With activated query statistics that collect information about most frequent queries with number of calls, number of rows involved as well as mean time and max time. There are handy extensions, that can be helpful to increase transparency and find suspicious code’s:
Using all of it – we can export it into prometheus and expose it in grafana’s dashboard to correlate with CPU spikes – i.e. what are the hottest tables? What are access pattern? are there full scans = extensive disk IO/data buffer operations in db? How many rows fetched? When was the last time a vacuum or analyze executed? Can we map most demanding and frequent queries to the ORM and code? How code itself is organized – i.e. does ORM boilerplate is hidden behind wrappers that re-used across the project (hence all optimisations can be done in a single place and it is easier to find all references).

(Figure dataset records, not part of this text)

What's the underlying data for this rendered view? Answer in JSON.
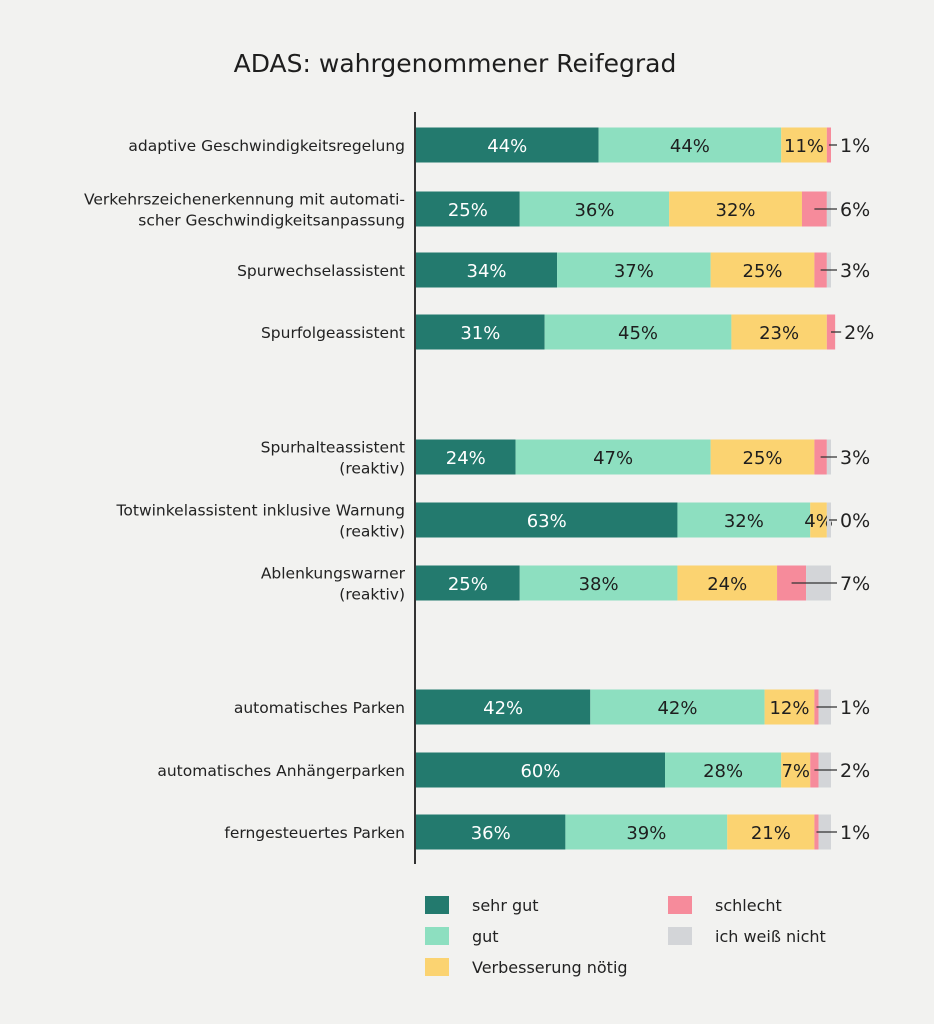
{
  "chart_data": {
    "type": "bar",
    "orientation": "horizontal-stacked",
    "title": "ADAS: wahrgenommener Reifegrad",
    "xlabel": "",
    "ylabel": "",
    "xlim": [
      0,
      100
    ],
    "unit": "%",
    "grid": false,
    "legend_position": "bottom",
    "categories": [
      [
        "adaptive Geschwindigkeitsregelung"
      ],
      [
        "Verkehrszeichenerkennung mit automati-",
        "scher Geschwindigkeitsanpassung"
      ],
      [
        "Spurwechselassistent"
      ],
      [
        "Spurfolgeassistent"
      ],
      [
        "Spurhalteassistent",
        "(reaktiv)"
      ],
      [
        "Totwinkelassistent inklusive Warnung",
        "(reaktiv)"
      ],
      [
        "Ablenkungswarner",
        "(reaktiv)"
      ],
      [
        "automatisches Parken"
      ],
      [
        "automatisches Anhängerparken"
      ],
      [
        "ferngesteuertes Parken"
      ]
    ],
    "groups": [
      [
        0,
        1,
        2,
        3
      ],
      [
        4,
        5,
        6
      ],
      [
        7,
        8,
        9
      ]
    ],
    "series": [
      {
        "name": "sehr gut",
        "color": "#237a6e",
        "label_color": "#ffffff",
        "values": [
          44,
          25,
          34,
          31,
          24,
          63,
          25,
          42,
          60,
          36
        ]
      },
      {
        "name": "gut",
        "color": "#8ddfc0",
        "label_color": "#1e1e1e",
        "values": [
          44,
          36,
          37,
          45,
          47,
          32,
          38,
          42,
          28,
          39
        ]
      },
      {
        "name": "Verbesserung nötig",
        "color": "#fbd371",
        "label_color": "#1e1e1e",
        "values": [
          11,
          32,
          25,
          23,
          25,
          4,
          24,
          12,
          7,
          21
        ]
      },
      {
        "name": "schlecht",
        "color": "#f68b9b",
        "label_color": "#1e1e1e",
        "values": [
          1,
          6,
          3,
          2,
          3,
          0,
          7,
          1,
          2,
          1
        ]
      },
      {
        "name": "ich weiß nicht",
        "color": "#d3d5d8",
        "label_color": "#1e1e1e",
        "values": [
          0,
          1,
          1,
          0,
          1,
          1,
          6,
          3,
          3,
          3
        ]
      }
    ],
    "inside_labels": [
      [
        "44%",
        "44%",
        "11%"
      ],
      [
        "25%",
        "36%",
        "32%"
      ],
      [
        "34%",
        "37%",
        "25%"
      ],
      [
        "31%",
        "45%",
        "23%"
      ],
      [
        "24%",
        "47%",
        "25%"
      ],
      [
        "63%",
        "32%",
        "4%"
      ],
      [
        "25%",
        "38%",
        "24%"
      ],
      [
        "42%",
        "42%",
        "12%"
      ],
      [
        "60%",
        "28%",
        "7%"
      ],
      [
        "36%",
        "39%",
        "21%"
      ]
    ],
    "external_labels": [
      "1%",
      "6%",
      "3%",
      "2%",
      "3%",
      "0%",
      "7%",
      "1%",
      "2%",
      "1%"
    ]
  }
}
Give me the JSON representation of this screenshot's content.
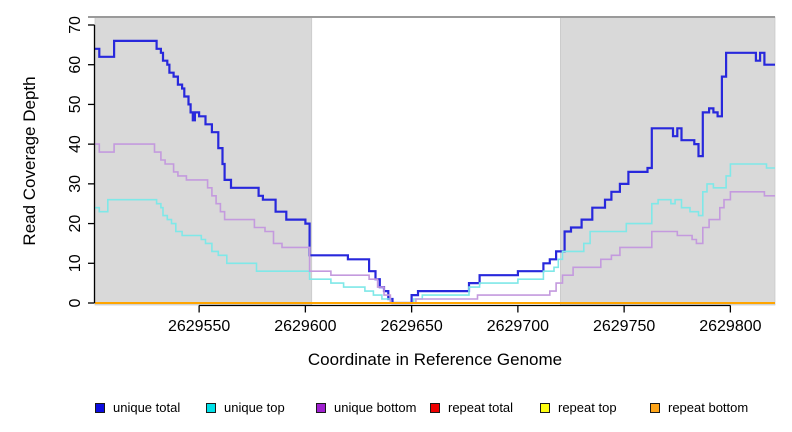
{
  "figure": {
    "background": "#ffffff"
  },
  "chart_data": {
    "type": "line",
    "step": "hv",
    "title": "",
    "xlabel": "Coordinate in Reference Genome",
    "ylabel": "Read Coverage Depth",
    "xlim": [
      2629501,
      2629821
    ],
    "ylim": [
      0,
      70
    ],
    "xticks": [
      2629550,
      2629600,
      2629650,
      2629700,
      2629750,
      2629800
    ],
    "yticks": [
      0,
      10,
      20,
      30,
      40,
      50,
      60,
      70
    ],
    "grid": false,
    "legend_position": "bottom",
    "plot_background": "#ffffff",
    "shaded_region_color": "#d9d9d9",
    "top_border_color": "#9a9a9a",
    "axis_color": "#000000",
    "shaded_regions": [
      {
        "x_start": 2629501,
        "x_end": 2629603
      },
      {
        "x_start": 2629720,
        "x_end": 2629821
      }
    ],
    "series": [
      {
        "name": "unique total",
        "line_color": "#2828dc",
        "legend_color": "#0d0de0",
        "line_width": 2.2,
        "points": [
          [
            2629501,
            64
          ],
          [
            2629503,
            62
          ],
          [
            2629510,
            66
          ],
          [
            2629530,
            64
          ],
          [
            2629532,
            63
          ],
          [
            2629533,
            61
          ],
          [
            2629535,
            60
          ],
          [
            2629536,
            58
          ],
          [
            2629538,
            57
          ],
          [
            2629540,
            55
          ],
          [
            2629542,
            54
          ],
          [
            2629543,
            52
          ],
          [
            2629545,
            50
          ],
          [
            2629546,
            48
          ],
          [
            2629547,
            46
          ],
          [
            2629548,
            48
          ],
          [
            2629550,
            47
          ],
          [
            2629553,
            45
          ],
          [
            2629556,
            43
          ],
          [
            2629559,
            39
          ],
          [
            2629561,
            35
          ],
          [
            2629562,
            31
          ],
          [
            2629565,
            29
          ],
          [
            2629578,
            27
          ],
          [
            2629580,
            26
          ],
          [
            2629586,
            23
          ],
          [
            2629591,
            21
          ],
          [
            2629600,
            20
          ],
          [
            2629602,
            12
          ],
          [
            2629620,
            11
          ],
          [
            2629630,
            8
          ],
          [
            2629633,
            6
          ],
          [
            2629635,
            4
          ],
          [
            2629637,
            3
          ],
          [
            2629639,
            1
          ],
          [
            2629641,
            0
          ],
          [
            2629650,
            2
          ],
          [
            2629653,
            3
          ],
          [
            2629677,
            5
          ],
          [
            2629682,
            7
          ],
          [
            2629700,
            8
          ],
          [
            2629712,
            10
          ],
          [
            2629715,
            11
          ],
          [
            2629718,
            13
          ],
          [
            2629722,
            18
          ],
          [
            2629725,
            19
          ],
          [
            2629730,
            21
          ],
          [
            2629735,
            24
          ],
          [
            2629741,
            26
          ],
          [
            2629744,
            28
          ],
          [
            2629748,
            30
          ],
          [
            2629752,
            33
          ],
          [
            2629761,
            34
          ],
          [
            2629763,
            44
          ],
          [
            2629773,
            42
          ],
          [
            2629775,
            44
          ],
          [
            2629777,
            41
          ],
          [
            2629783,
            40
          ],
          [
            2629785,
            37
          ],
          [
            2629787,
            48
          ],
          [
            2629790,
            49
          ],
          [
            2629792,
            48
          ],
          [
            2629794,
            47
          ],
          [
            2629796,
            57
          ],
          [
            2629798,
            63
          ],
          [
            2629812,
            61
          ],
          [
            2629814,
            63
          ],
          [
            2629816,
            60
          ]
        ]
      },
      {
        "name": "unique top",
        "line_color": "#7fe8e8",
        "legend_color": "#00e0e8",
        "line_width": 1.6,
        "points": [
          [
            2629501,
            24
          ],
          [
            2629503,
            23
          ],
          [
            2629507,
            26
          ],
          [
            2629530,
            25
          ],
          [
            2629532,
            24
          ],
          [
            2629533,
            22
          ],
          [
            2629535,
            21
          ],
          [
            2629537,
            20
          ],
          [
            2629539,
            18
          ],
          [
            2629542,
            17
          ],
          [
            2629551,
            16
          ],
          [
            2629553,
            15
          ],
          [
            2629556,
            13
          ],
          [
            2629559,
            12
          ],
          [
            2629563,
            10
          ],
          [
            2629577,
            8
          ],
          [
            2629602,
            6
          ],
          [
            2629612,
            5
          ],
          [
            2629618,
            4
          ],
          [
            2629628,
            3
          ],
          [
            2629632,
            2
          ],
          [
            2629636,
            1
          ],
          [
            2629640,
            0
          ],
          [
            2629651,
            1
          ],
          [
            2629655,
            2
          ],
          [
            2629677,
            4
          ],
          [
            2629682,
            5
          ],
          [
            2629700,
            6
          ],
          [
            2629712,
            8
          ],
          [
            2629717,
            9
          ],
          [
            2629719,
            11
          ],
          [
            2629721,
            13
          ],
          [
            2629731,
            15
          ],
          [
            2629734,
            18
          ],
          [
            2629751,
            20
          ],
          [
            2629763,
            25
          ],
          [
            2629766,
            26
          ],
          [
            2629772,
            25
          ],
          [
            2629774,
            26
          ],
          [
            2629777,
            24
          ],
          [
            2629781,
            23
          ],
          [
            2629785,
            22
          ],
          [
            2629787,
            28
          ],
          [
            2629789,
            30
          ],
          [
            2629792,
            29
          ],
          [
            2629798,
            32
          ],
          [
            2629800,
            35
          ],
          [
            2629817,
            34
          ]
        ]
      },
      {
        "name": "unique bottom",
        "line_color": "#c49ade",
        "legend_color": "#a020d0",
        "line_width": 1.6,
        "points": [
          [
            2629501,
            40
          ],
          [
            2629503,
            38
          ],
          [
            2629510,
            40
          ],
          [
            2629529,
            38
          ],
          [
            2629532,
            36
          ],
          [
            2629534,
            35
          ],
          [
            2629538,
            33
          ],
          [
            2629540,
            32
          ],
          [
            2629544,
            31
          ],
          [
            2629554,
            29
          ],
          [
            2629556,
            27
          ],
          [
            2629558,
            25
          ],
          [
            2629560,
            23
          ],
          [
            2629562,
            21
          ],
          [
            2629576,
            19
          ],
          [
            2629581,
            18
          ],
          [
            2629585,
            15
          ],
          [
            2629589,
            14
          ],
          [
            2629602,
            8
          ],
          [
            2629612,
            7
          ],
          [
            2629630,
            6
          ],
          [
            2629634,
            4
          ],
          [
            2629637,
            2
          ],
          [
            2629640,
            0
          ],
          [
            2629652,
            1
          ],
          [
            2629681,
            2
          ],
          [
            2629715,
            3
          ],
          [
            2629718,
            5
          ],
          [
            2629721,
            7
          ],
          [
            2629726,
            9
          ],
          [
            2629739,
            11
          ],
          [
            2629744,
            12
          ],
          [
            2629748,
            14
          ],
          [
            2629763,
            18
          ],
          [
            2629775,
            17
          ],
          [
            2629782,
            16
          ],
          [
            2629784,
            15
          ],
          [
            2629787,
            19
          ],
          [
            2629790,
            21
          ],
          [
            2629795,
            24
          ],
          [
            2629797,
            26
          ],
          [
            2629800,
            28
          ],
          [
            2629816,
            27
          ]
        ]
      },
      {
        "name": "repeat total",
        "line_color": "#e00000",
        "legend_color": "#ee0000",
        "line_width": 1.6,
        "points": [
          [
            2629501,
            0
          ]
        ]
      },
      {
        "name": "repeat top",
        "line_color": "#ffff00",
        "legend_color": "#ffff10",
        "line_width": 1.6,
        "points": [
          [
            2629501,
            0
          ]
        ]
      },
      {
        "name": "repeat bottom",
        "line_color": "#ffa500",
        "legend_color": "#ffa519",
        "line_width": 2,
        "points": [
          [
            2629501,
            0
          ]
        ]
      }
    ]
  }
}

There are some basic precautions, that always worth to keep an eye on – probably even with some static checkers:
  • using function in conditions that need to modify every row, multi table joins, using `in` in conditions and looong list of values to check with,
Additionally, can be beneficial to integrate into code:
  • Upserts, checks to avoid updates in DB if data not changed
  • Pre-computed aggregations and caching (old good LRU with)
Sometimes, it can be much more efficient to zoom out a bit and think from the level of business logic – are there any redundant calls in the function’s flow? What about data schemas – i.e. we should always design storage based on usage patterns – how we are going to query this data? are we read or write heavy => Are there any advantages of some de-normalisation or maybe there is a need for an extra layer of aggregated data?
Whatever hypothesis you have – golden rule of optimisation – iteratively change system – one thing at time – redeploy – and watch metrics!